Unsurprisingly research has shown that patients prefer to learn about the trial through the more accessible medium of video. Not only do patients favour the video, but the information provided in this format is more easily understood which leads to better trust in the process and most importantly facilitates a trusted relationship with the investigator. This instilled trust has the potential to be transformative in clinical trials.

I have drawn inspiration for an innovative informed consent process from my time working alongside Charles Spinosa, a business consultant known for transforming trust between a company, its customers, and its employees. Spinosa studied how relationships change based on trust, built from everyday interactions and implicit expectations. Based on this knowledge, Spinosa has turned around businesses such as ADP, Hospital for Special Surgery, and CEMEX. (The latter case won fame from its description by Chan Kim and Renée Mauborgne the Blue Ocean Strategy.)

Are we missing an opportunity to build trust in the consent process that can substantially improve recruitment, retention, and compliance rates? eConsent is a key vehicle for change, and not simply to improve trial efficiency (e.g., time savings from biometric signature capture and validation), the true potential of eConsent lies in the opportunity to improve patient comprehension about the trial’s procedures and educate patients in a more personal and comfortable way. Through an eConsent platform, patients can learn about a trial by watching informative videos at their own pace, rather than reading a long document. Patients who are empowered by information that they can understand are more likely to ask personally relevant questions of clinicians, feel confident in getting answers and having generally more transparency throughout the trial.

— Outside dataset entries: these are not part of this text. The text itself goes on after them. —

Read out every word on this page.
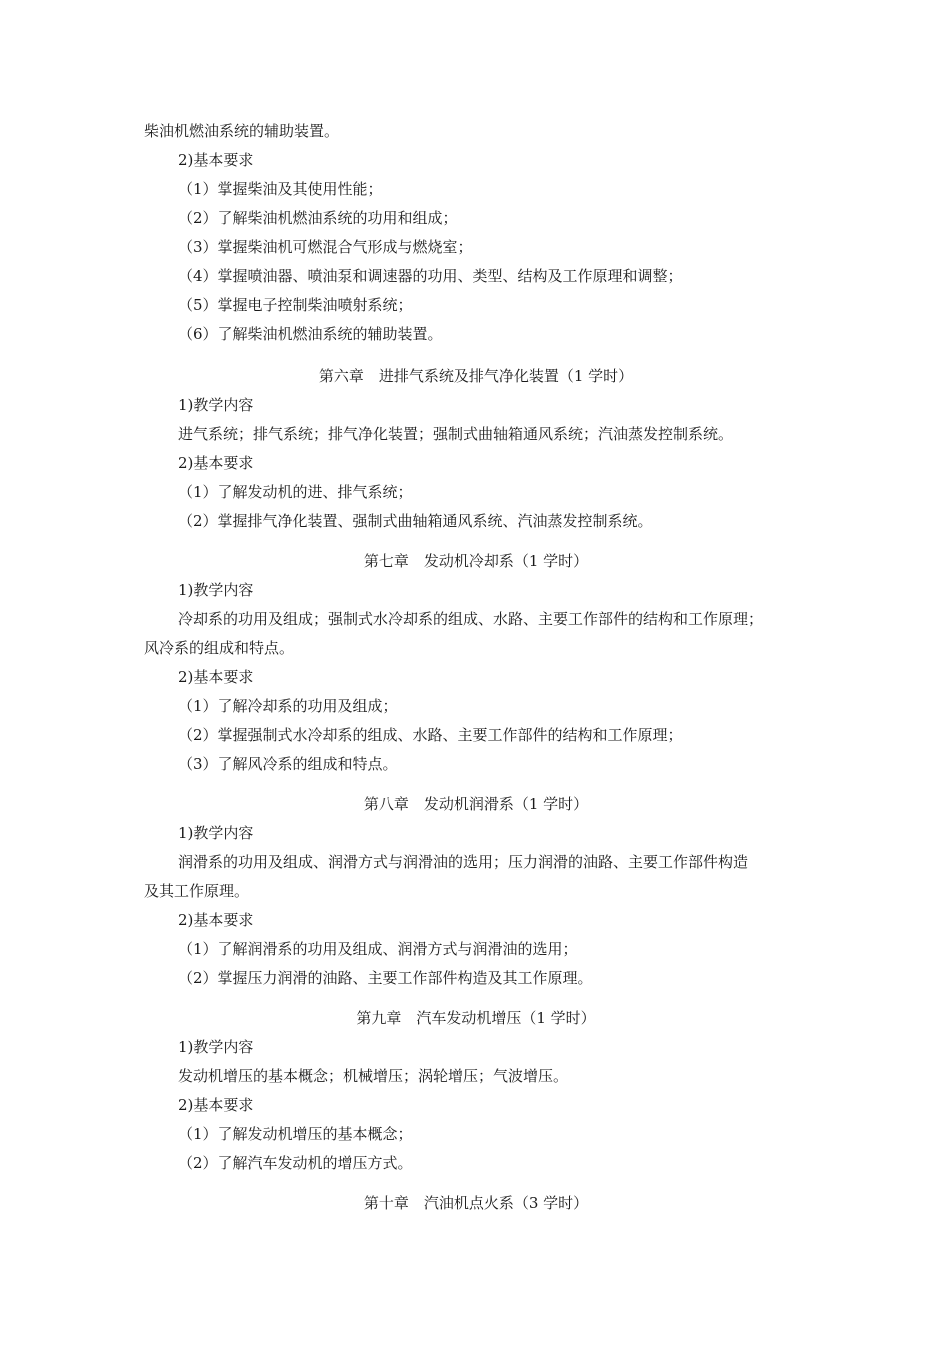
柴油机燃油系统的辅助装置。
2)基本要求
（1）掌握柴油及其使用性能；
（2）了解柴油机燃油系统的功用和组成；
（3）掌握柴油机可燃混合气形成与燃烧室；
（4）掌握喷油器、喷油泵和调速器的功用、类型、结构及工作原理和调整；
（5）掌握电子控制柴油喷射系统；
（6）了解柴油机燃油系统的辅助装置。
第六章　进排气系统及排气净化装置（1 学时）
1)教学内容
进气系统；排气系统；排气净化装置；强制式曲轴箱通风系统；汽油蒸发控制系统。
2)基本要求
（1）了解发动机的进、排气系统；
（2）掌握排气净化装置、强制式曲轴箱通风系统、汽油蒸发控制系统。
第七章　发动机冷却系（1 学时）
1)教学内容
冷却系的功用及组成；强制式水冷却系的组成、水路、主要工作部件的结构和工作原理；
风冷系的组成和特点。
2)基本要求
（1）了解冷却系的功用及组成；
（2）掌握强制式水冷却系的组成、水路、主要工作部件的结构和工作原理；
（3）了解风冷系的组成和特点。
第八章　发动机润滑系（1 学时）
1)教学内容
润滑系的功用及组成、润滑方式与润滑油的选用；压力润滑的油路、主要工作部件构造
及其工作原理。
2)基本要求
（1）了解润滑系的功用及组成、润滑方式与润滑油的选用；
（2）掌握压力润滑的油路、主要工作部件构造及其工作原理。
第九章　汽车发动机增压（1 学时）
1)教学内容
发动机增压的基本概念；机械增压；涡轮增压；气波增压。
2)基本要求
（1）了解发动机增压的基本概念；
（2）了解汽车发动机的增压方式。
第十章　汽油机点火系（3 学时）
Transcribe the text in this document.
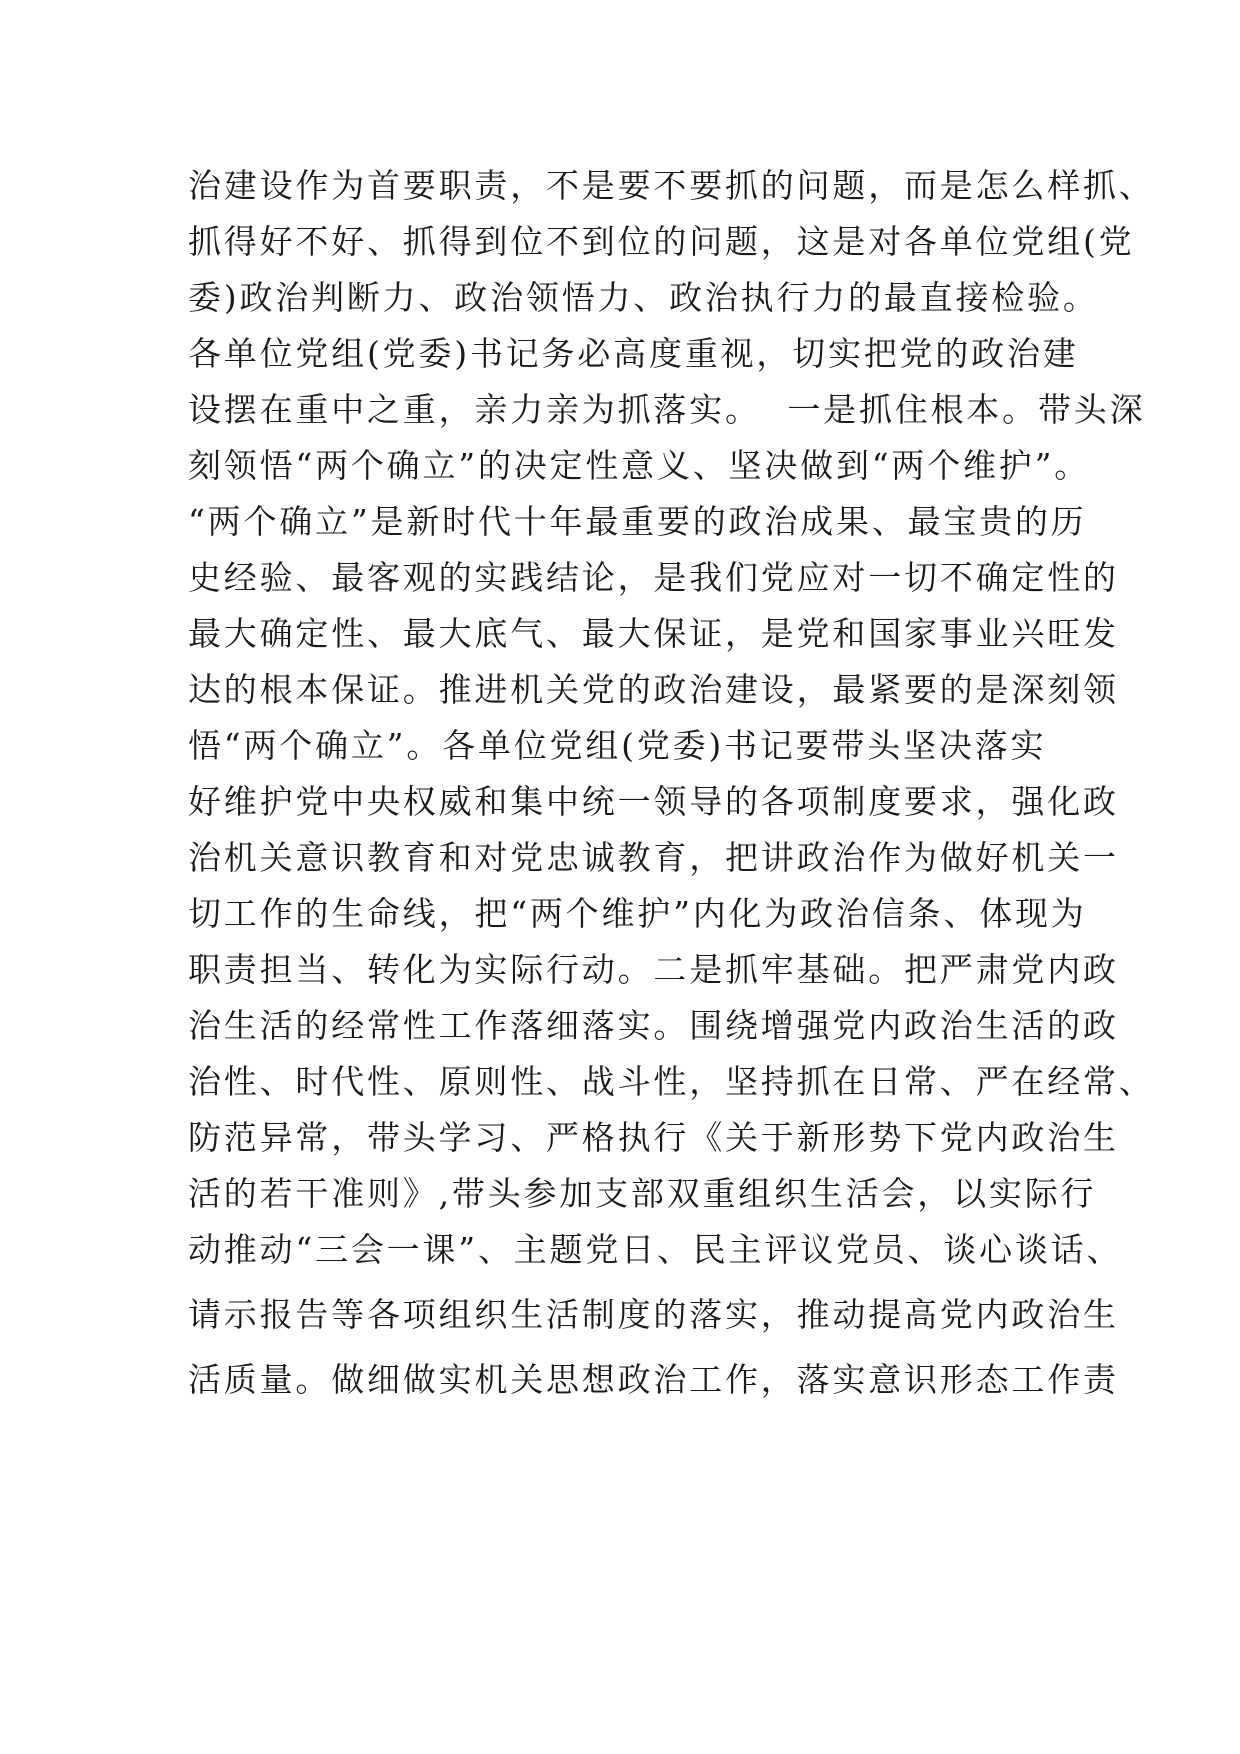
治建设作为首要职责，不是要不要抓的问题，而是怎么样抓、
抓得好不好、抓得到位不到位的问题，这是对各单位党组(党
委)政治判断力、政治领悟力、政治执行力的最直接检验。
各单位党组(党委)书记务必高度重视，切实把党的政治建
设摆在重中之重，亲力亲为抓落实。  一是抓住根本。带头深
刻领悟“两个确立”的决定性意义、坚决做到“两个维护”。
“两个确立”是新时代十年最重要的政治成果、最宝贵的历
史经验、最客观的实践结论，是我们党应对一切不确定性的
最大确定性、最大底气、最大保证，是党和国家事业兴旺发
达的根本保证。推进机关党的政治建设，最紧要的是深刻领
悟“两个确立”。各单位党组(党委)书记要带头坚决落实
好维护党中央权威和集中统一领导的各项制度要求，强化政
治机关意识教育和对党忠诚教育，把讲政治作为做好机关一
切工作的生命线，把“两个维护”内化为政治信条、体现为
职责担当、转化为实际行动。二是抓牢基础。把严肃党内政
治生活的经常性工作落细落实。围绕增强党内政治生活的政
治性、时代性、原则性、战斗性，坚持抓在日常、严在经常、
防范异常，带头学习、严格执行《关于新形势下党内政治生
活的若干准则》,带头参加支部双重组织生活会，以实际行
动推动“三会一课”、主题党日、民主评议党员、谈心谈话、
请示报告等各项组织生活制度的落实，推动提高党内政治生
活质量。做细做实机关思想政治工作，落实意识形态工作责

Infusing this crucial conversation with trust prevents patients from entering a trial blindly — which can have implications for retention. Thus, the transformative potential of eConsent stems not just from efficiency in administration, but from improving how patients understand the treatment they will receive, what their participation involves and how they are protected within the framework of the clinical trial consent.

At ICON we have designed videos, similar to the clip at the top of this blog, for our Firecrest Patient Portal that provide patients with more easily comprehensible (and retainable) information. This enables what we term “truly informed consent.”

Empirical research on multimedia consent assets, performed by Baruch Fischhoff, Ph.D. at Carnegie Mellon University (and sponsored by ICON), is revealing insights that make for better patient centric trials. Fischhoff’s research is continuing and a full report will be available later this year upon study completion.